Today our rear-view mirror not only serves us with rear-view parking and changing lanes, but it also helps keep you aware of the traffic around you. Even though the rear-view mirror offers a ton of benefits, the original creator had another reason behind its creation - the cops. Originally called, “The Cop-Spotter,” the commercialized rear-view mirror was created by Elmer Berger during the 1920 prohibition era. While Berger is not the first person to design the mirror, his version was the first widely-marketed and sold.
While the rear-view mirror comes standard in all commercial vehicles, in the 1920’s it was merely an optional vehicle accessory—the rear-view mirror functions in keeping us safe in today’s lifetime of transportation. During the prohibition, bootlegging was at an all-time high, and law enforcement attempted to crack down on it. With bootlegging came a time of possible driver hyper-vigilance. Thus, the rear-view mirror served more as a tool to know when to drive safely rather than to drive safely in general. Past drivers saw this new “Cop-Spotter” as a way to speed without getting caught.
Before Elmer Berger created the rear-view mirror, he spent his academic life studying electrical engineering. Berger obtained a degree from The University of Pennsylvania and moved to California, where he established Berger & Company.
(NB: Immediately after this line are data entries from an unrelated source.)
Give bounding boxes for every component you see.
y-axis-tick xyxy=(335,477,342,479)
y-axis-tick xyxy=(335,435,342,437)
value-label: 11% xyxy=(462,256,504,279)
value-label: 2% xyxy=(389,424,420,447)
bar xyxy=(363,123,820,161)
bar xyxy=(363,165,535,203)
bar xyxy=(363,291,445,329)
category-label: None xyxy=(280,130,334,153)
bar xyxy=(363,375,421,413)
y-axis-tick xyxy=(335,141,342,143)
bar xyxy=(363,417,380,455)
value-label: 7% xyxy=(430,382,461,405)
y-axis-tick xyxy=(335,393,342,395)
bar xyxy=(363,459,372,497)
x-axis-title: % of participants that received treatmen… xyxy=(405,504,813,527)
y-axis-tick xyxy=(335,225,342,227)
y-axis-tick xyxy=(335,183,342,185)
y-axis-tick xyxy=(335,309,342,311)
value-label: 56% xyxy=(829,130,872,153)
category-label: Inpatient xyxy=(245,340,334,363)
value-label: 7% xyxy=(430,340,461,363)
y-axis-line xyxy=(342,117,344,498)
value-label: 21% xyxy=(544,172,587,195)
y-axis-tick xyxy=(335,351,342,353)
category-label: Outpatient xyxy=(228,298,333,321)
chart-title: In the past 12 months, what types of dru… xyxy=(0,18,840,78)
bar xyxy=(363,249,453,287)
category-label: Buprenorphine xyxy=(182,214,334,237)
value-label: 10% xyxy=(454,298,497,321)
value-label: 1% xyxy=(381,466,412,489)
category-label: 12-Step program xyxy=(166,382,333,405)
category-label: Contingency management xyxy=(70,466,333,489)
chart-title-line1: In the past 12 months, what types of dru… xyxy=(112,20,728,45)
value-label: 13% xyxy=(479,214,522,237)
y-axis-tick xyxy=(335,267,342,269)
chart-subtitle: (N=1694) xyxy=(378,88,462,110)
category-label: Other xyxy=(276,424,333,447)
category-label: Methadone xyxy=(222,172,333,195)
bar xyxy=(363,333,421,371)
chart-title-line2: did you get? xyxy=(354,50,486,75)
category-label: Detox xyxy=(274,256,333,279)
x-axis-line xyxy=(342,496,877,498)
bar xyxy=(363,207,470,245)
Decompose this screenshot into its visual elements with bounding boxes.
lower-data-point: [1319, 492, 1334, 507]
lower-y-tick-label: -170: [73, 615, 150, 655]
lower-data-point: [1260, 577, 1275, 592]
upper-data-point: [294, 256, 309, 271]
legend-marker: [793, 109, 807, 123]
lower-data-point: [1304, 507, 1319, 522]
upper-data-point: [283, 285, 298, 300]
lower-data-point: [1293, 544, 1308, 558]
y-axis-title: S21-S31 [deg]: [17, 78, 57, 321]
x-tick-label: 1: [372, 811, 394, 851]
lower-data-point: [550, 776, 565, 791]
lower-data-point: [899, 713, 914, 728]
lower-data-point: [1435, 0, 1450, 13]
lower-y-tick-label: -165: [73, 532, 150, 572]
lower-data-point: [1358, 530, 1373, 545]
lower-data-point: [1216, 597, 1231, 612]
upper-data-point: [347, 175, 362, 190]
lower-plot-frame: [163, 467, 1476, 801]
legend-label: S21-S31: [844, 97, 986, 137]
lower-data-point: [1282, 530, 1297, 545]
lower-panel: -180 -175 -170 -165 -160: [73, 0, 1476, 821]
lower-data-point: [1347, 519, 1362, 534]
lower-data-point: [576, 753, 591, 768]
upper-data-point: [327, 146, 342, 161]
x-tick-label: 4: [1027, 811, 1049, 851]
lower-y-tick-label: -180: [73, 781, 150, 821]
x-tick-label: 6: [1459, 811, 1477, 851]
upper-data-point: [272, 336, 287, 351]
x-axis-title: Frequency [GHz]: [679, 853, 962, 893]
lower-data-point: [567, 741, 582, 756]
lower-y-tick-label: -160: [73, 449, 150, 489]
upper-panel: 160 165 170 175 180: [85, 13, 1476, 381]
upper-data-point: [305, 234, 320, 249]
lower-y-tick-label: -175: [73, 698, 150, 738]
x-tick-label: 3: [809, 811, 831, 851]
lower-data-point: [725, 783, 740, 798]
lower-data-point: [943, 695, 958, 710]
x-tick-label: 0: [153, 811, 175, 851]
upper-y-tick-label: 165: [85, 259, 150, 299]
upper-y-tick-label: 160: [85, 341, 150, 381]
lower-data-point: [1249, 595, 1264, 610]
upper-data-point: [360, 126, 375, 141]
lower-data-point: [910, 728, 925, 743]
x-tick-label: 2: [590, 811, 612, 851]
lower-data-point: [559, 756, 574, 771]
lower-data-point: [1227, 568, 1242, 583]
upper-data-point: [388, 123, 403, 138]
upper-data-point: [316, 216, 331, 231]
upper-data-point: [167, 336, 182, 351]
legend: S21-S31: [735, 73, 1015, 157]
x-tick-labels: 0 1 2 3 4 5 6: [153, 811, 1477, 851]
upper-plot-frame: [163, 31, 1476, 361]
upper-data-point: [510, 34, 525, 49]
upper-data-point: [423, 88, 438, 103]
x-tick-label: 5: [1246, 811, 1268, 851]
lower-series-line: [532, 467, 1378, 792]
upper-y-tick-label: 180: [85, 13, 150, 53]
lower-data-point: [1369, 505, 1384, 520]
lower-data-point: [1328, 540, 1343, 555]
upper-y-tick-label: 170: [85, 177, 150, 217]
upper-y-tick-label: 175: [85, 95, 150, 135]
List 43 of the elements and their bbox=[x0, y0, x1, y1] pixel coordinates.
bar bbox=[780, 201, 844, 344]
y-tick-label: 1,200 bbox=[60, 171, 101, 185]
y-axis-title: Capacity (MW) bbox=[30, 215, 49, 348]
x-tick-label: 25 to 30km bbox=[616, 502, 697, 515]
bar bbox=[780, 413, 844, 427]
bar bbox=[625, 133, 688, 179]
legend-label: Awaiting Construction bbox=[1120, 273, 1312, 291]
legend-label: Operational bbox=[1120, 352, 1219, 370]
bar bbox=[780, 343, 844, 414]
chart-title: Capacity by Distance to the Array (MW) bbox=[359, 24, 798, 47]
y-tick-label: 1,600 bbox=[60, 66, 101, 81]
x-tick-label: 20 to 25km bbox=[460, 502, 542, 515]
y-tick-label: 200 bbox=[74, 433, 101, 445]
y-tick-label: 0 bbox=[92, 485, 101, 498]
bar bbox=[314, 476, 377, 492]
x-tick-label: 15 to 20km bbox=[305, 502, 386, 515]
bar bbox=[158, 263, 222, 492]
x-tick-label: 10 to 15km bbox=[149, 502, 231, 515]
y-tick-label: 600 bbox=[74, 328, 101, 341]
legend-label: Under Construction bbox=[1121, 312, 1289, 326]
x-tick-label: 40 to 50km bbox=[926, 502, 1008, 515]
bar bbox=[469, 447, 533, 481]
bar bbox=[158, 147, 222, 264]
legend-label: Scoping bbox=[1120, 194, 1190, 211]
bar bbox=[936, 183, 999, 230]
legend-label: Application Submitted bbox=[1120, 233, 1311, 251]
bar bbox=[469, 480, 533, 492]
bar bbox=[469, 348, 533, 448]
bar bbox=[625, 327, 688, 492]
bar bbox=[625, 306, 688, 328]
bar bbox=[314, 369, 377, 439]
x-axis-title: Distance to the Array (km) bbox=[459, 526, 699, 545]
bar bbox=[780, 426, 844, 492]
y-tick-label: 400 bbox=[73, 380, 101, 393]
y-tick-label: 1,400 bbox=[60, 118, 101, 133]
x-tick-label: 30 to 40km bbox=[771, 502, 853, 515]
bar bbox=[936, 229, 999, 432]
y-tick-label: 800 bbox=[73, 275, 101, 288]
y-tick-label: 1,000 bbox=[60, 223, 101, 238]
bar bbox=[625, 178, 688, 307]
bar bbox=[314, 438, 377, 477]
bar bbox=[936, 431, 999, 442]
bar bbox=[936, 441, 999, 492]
Berger & Company is where he manufactured the 3x7 strong, plated glass mirror. As word spread about this new accessory, Berger was praised in several publications, including Hardware World: Plumbing & Heat, Volume 15 in 1921. At the time of the article, the retail price for the Cop-Spotter was $3.50.
Depending on the source, whether Berger eventually received the Cop-Spotter patent is up in the air. While Berger is undoubtedly the first to have sold the mirror, the rear-view mirror was first created by Ray Harroun. Ray Harroun was a race car driver who participated in the first Indy 500 race in 1911. Today when there’s a race, vehicles can stop at their respective pit crew for any fixes, refueling, etc. During the car races in earlier times, mechanics rode in the passenger seat with each racer. If there were any mechanical problems, they could hop out and fix the issue on the spot. The second passenger could also be a second pair of eyes for any passing vehicles. However, Harroun had a different idea. Harroun wanted to minimize the weight of his car by removing the additional passenger. If he removed the second passenger, he knew the lighter car could go faster.
Harroun opted in designing a one-seat vehicle and replaced the passenger with a rear-facing mirror. He convinced racing officials that this would be a suitable substitution, mainly because he did not expect his truck to break down. In the end, Harroun won the first Indy 500 staggeringly and went on to make history. Interestingly enough, in later interviews, Harroun says the rear-facing mirror didn’t help win him the race. He said he got the idea from earlier horse-drawn buggies. Years later, when Berger later created and sold the design, Harroun decided to take no credit for it.